Não. Não acho que a proibição será revogada um dia. O assunto Israel é uma linha vermelha no mundo árabe. Mas ainda acho que as pessoas vão acabar assistindo. Para dizer a verdade, eu mesmo considerei piratear o filme e mandar para o Líbano. Até liguei para um amigo e perguntei se ele consideraria piratear o filme. Ele disse “olha, posso te vender 100 cópias por US$100, mas você não vai ver nenhum lucro, não posso garantir que a cópia pirateada que estarei vendendo vai gerar mais 10 mil cópias. Mas se você quiser fazer isso só para foder com o governo libanês, eu faço de muito bom grado”. No final, eu disse que não íamos piratear nada, deixe eles fazerem isso, vai acontecer. Sabe, quando um diretor quer piratear seu próprio filme, isso diz muita coisa sobre a situação toda.

Quanto ao enredo, o casamento do protagonista era uma fraude? Ou a esposa tinha sentimentos por ele?
Não, era para valer. Ela o amava muito, mas também era uma pessoa muito ambígua; ela era muitas coisas. Não estamos mandando uma mensagem, não há uma mensagem em particular, estamos dizendo que ela tinha suas necessidades e que ele não via as necessidades dela. Ela tinha o conflito; seu marido não via o conflito. Ele tinha muito sucesso e estava muito bem integrado. Ele tinha boas intenções, boa vontade; ele não era misterioso, cruel ou manipulador. Ele só estava cego por quem ele era; estava convencido de que criaria esse mundo perfeito num mundo muito imperfeito.

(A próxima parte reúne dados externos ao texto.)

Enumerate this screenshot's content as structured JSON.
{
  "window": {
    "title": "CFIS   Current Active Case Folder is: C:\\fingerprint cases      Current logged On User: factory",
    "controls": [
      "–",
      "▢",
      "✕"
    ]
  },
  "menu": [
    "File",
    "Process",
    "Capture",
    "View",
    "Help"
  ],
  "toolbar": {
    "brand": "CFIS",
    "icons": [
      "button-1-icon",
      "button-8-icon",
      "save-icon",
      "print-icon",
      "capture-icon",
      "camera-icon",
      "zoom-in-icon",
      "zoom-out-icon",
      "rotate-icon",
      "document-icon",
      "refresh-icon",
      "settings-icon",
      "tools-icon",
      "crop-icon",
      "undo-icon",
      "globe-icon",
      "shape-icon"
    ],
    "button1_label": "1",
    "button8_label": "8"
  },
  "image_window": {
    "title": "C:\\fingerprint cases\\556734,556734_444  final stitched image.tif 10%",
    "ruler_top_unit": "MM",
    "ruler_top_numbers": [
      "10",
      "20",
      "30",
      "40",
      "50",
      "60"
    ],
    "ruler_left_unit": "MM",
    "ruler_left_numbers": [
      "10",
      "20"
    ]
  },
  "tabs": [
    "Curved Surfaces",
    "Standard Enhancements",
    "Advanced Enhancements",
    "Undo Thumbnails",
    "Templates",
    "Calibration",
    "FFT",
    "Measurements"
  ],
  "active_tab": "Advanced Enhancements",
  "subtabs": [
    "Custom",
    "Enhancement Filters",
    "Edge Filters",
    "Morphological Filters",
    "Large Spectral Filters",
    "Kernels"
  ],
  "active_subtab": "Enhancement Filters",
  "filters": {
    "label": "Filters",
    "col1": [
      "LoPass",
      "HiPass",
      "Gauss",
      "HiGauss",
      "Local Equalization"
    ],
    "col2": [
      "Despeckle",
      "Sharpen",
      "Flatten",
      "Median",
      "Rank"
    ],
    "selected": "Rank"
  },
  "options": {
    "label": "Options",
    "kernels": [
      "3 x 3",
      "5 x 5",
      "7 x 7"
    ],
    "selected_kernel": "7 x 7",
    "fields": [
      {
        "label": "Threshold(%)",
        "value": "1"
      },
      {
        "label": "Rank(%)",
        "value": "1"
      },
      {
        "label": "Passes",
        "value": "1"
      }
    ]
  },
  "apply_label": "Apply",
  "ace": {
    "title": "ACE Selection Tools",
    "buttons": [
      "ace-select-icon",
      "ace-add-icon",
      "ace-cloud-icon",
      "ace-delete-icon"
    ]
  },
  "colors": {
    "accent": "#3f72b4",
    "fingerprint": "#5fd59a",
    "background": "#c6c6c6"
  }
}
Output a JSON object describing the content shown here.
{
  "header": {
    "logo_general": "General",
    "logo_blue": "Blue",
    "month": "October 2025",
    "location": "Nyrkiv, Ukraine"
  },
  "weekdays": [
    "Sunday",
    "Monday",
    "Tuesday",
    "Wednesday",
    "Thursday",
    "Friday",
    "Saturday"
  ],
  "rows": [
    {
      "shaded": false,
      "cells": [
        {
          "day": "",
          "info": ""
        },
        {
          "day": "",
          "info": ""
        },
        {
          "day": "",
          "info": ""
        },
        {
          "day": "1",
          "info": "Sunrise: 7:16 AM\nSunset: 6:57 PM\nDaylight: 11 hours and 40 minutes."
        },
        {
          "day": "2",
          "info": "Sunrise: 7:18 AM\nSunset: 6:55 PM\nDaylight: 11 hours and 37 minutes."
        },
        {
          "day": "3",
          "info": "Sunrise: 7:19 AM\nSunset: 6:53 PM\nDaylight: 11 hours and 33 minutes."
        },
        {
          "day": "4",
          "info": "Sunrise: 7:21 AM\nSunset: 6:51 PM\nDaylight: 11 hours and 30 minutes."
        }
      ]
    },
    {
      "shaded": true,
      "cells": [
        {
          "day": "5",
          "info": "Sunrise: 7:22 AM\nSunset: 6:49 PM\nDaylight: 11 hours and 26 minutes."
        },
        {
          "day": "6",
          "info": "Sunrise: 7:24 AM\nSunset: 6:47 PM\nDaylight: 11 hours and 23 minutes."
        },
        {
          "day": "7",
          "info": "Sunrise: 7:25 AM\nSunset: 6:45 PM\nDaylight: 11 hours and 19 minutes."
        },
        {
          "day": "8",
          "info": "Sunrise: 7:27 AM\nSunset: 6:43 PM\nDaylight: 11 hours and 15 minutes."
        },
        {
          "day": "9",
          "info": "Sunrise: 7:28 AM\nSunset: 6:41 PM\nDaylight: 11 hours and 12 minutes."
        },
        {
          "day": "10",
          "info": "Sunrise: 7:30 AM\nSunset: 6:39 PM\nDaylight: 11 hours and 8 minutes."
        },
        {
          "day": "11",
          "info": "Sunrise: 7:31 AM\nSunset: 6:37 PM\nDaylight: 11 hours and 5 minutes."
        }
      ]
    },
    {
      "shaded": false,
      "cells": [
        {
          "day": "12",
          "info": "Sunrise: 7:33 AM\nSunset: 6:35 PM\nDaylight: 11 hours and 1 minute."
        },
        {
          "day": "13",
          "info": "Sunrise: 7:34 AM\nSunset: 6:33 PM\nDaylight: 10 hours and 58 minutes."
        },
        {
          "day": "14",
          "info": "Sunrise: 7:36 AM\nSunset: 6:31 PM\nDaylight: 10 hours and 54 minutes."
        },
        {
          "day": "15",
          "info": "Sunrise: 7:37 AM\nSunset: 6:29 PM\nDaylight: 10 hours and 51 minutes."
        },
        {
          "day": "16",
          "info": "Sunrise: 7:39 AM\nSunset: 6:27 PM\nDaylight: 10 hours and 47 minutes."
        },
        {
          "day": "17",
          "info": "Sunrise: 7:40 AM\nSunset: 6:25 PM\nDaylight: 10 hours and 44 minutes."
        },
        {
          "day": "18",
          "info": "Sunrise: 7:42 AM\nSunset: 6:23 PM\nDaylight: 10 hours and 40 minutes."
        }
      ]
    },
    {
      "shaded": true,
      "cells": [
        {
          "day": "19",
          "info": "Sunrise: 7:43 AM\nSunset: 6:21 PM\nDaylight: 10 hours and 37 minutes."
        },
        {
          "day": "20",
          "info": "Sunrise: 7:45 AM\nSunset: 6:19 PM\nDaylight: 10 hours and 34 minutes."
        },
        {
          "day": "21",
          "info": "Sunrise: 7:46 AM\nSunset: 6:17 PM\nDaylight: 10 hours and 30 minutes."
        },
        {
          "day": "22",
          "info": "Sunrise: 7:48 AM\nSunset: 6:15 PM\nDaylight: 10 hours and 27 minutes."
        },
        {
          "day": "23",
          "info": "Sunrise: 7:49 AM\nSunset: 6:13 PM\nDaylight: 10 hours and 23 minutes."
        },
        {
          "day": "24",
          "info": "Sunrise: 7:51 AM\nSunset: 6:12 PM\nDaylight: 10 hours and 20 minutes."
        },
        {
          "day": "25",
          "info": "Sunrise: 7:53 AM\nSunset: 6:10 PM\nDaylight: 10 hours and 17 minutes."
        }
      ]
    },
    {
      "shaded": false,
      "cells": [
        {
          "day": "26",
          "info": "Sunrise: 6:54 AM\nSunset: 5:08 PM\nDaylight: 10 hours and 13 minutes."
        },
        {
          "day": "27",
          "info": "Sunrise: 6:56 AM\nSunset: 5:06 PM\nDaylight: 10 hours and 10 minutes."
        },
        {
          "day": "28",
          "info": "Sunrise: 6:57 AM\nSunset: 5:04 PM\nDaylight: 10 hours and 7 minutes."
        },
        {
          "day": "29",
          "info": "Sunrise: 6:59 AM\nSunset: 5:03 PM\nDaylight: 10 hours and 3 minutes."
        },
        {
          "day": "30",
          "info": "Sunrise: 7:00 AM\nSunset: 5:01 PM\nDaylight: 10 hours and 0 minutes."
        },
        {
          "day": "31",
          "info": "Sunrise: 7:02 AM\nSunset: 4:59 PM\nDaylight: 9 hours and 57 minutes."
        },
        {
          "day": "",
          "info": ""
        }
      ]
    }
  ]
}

No livro em que o filme foi baseado, Siham — a esposa — é muçulmana, mas você a coloca como cristã no filme. Por quê?
Isso foi um incidente na verdade. Eu estava andando por Nablus e encontrei uma igreja no meio da cidade, e Nablus é uma cidade muito muçulmana. Então, tive uma ideia de fazer ela cristã. O que é inesperado e imprevisível. Então, voltamos e a tornamos cristã. Queríamos enfatizar que a luta entre palestinos e israelenses não é realmente religiosa, como no Iraque ou na Síria, mas uma questão de nacionalidade. É sobre duas pessoas lutando por uma pátria, sobre duas pessoas reivindicando sua própria pátria. Não é uma questão de ser muçulmano ou cristão. E há cristãos no mundo árabe, são pessoas proeminentes, mas ninguém fala sobre elas.

Perto do final do filme, o protagonista vai para Nablus, onde ele se sente alienado, depois volta para Israel, onde ele é — ou era — integrado. Ele está dividido entre dois extremos, cada um pedindo que ele chegue mais perto. É como se a tentativa de alcançar um equilíbrio fosse impossível.
A maioria de nós, que viemos do mundo árabe e vivemos no exterior, ficamos sempre imaginando a que lugar pertencemos, onde nos encaixamos melhor. Quando vou para o mundo árabe, sinto que pertenço, mas não me encaixo. Agora que vivo nos Estados Unidos, entre os Estados Unidos e Paris, sinto que me encaixo, mas que não pertenço. É uma busca sem fim. Estou constantemente jogando com essas ideias. Onde quero ser enterrado, onde quero soltar minha âncora e me estabelecer, mas nunca tenho a resposta. Com Amin Ja'afari é a mesma coisa, sabe. Ele é pego entre um mundo e outro.

Isso, com certeza, vai ecoar profundamente em muitos árabes em diáspora.
É o meu caso. Eu me interesso mais pelo que diz respeito à pessoa do que sobre um coletivo.